The limitation: JavaScript-heavy single-page apps require Playwright-based checking (more resource intensive). Some sites detect monitoring bots and return blocking pages.


9. Homarr

Replaces: Cluttered browser bookmark folders, manually navigating to each service

Homarr is a homelab dashboard that provides a single starting page for all your self-hosted services. The drag-and-drop interface lets you organize service links with status indicators, quick statistics from integrated services (Home Assistant entities, Pi-hole stats, media server now-playing), and weather or system monitoring widgets.

For anyone running five or more Docker containers, Homarr replaces the mental overhead of remembering which IP:port runs which service.

The limitation: The widgets are only as useful as the integrations available. Custom widgets require some configuration. It's a quality-of-life tool, not a critical service.


10. Trilium Notes

Replaces: Obsidian Sync ($8/month), Roam Research ($15/month)

Trilium Notes is a hierarchical personal knowledge base with features that go deeper than most note-taking applications: note encryption, code notes with syntax highlighting, relation maps between notes, scripting for custom note behavior, and a web interface that syncs across devices through a self-hosted server. With 28,000+ GitHub stars, it has a dedicated community of power users.

For knowledge workers who have outgrown flat-file note apps and want an encrypted, self-hosted system they fully control, Trilium is the most capable option.

The limitation: Active development has slowed since the original developer stepped back. The fork TriliumNext is picking up maintenance. UI is complex enough that there's a learning curve before productivity improves.


Where to Start

For anyone new to self-hosting, the recommended order is: Pi-hole or AdGuard Home first (network-wide, immediately useful, minimal risk), then Homarr as a dashboard once you have a few services running, then whichever specialized tool solves your most pressing problem from the list above.

All of these can run on a single machine. A used mini PC with 8GB RAM runs all ten simultaneously with CPU to spare.
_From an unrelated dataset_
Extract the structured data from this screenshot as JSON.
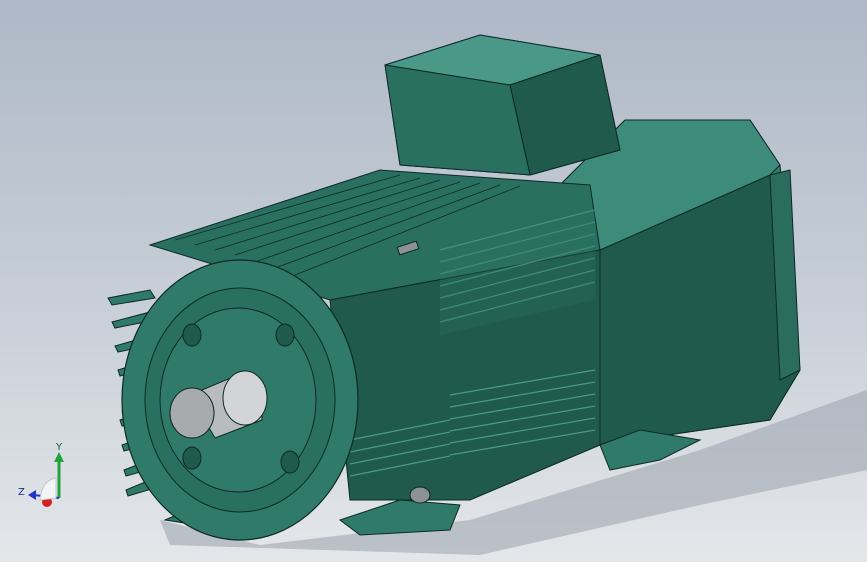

The broader context for building a self-hosted stack at home or for a small organization is covered in our complete self-hosted SaaS alternatives guide — it covers the hardware decisions, backup strategies, and the categories where cloud SaaS is still the smarter choice.

The combination of affordable ARM hardware, Docker standardization, and mature open-source projects has made 2026 the most practical moment for self-hosting in the fifteen years I've been evaluating software professionally. Not everything should be self-hosted. But more should be than most organizations currently run.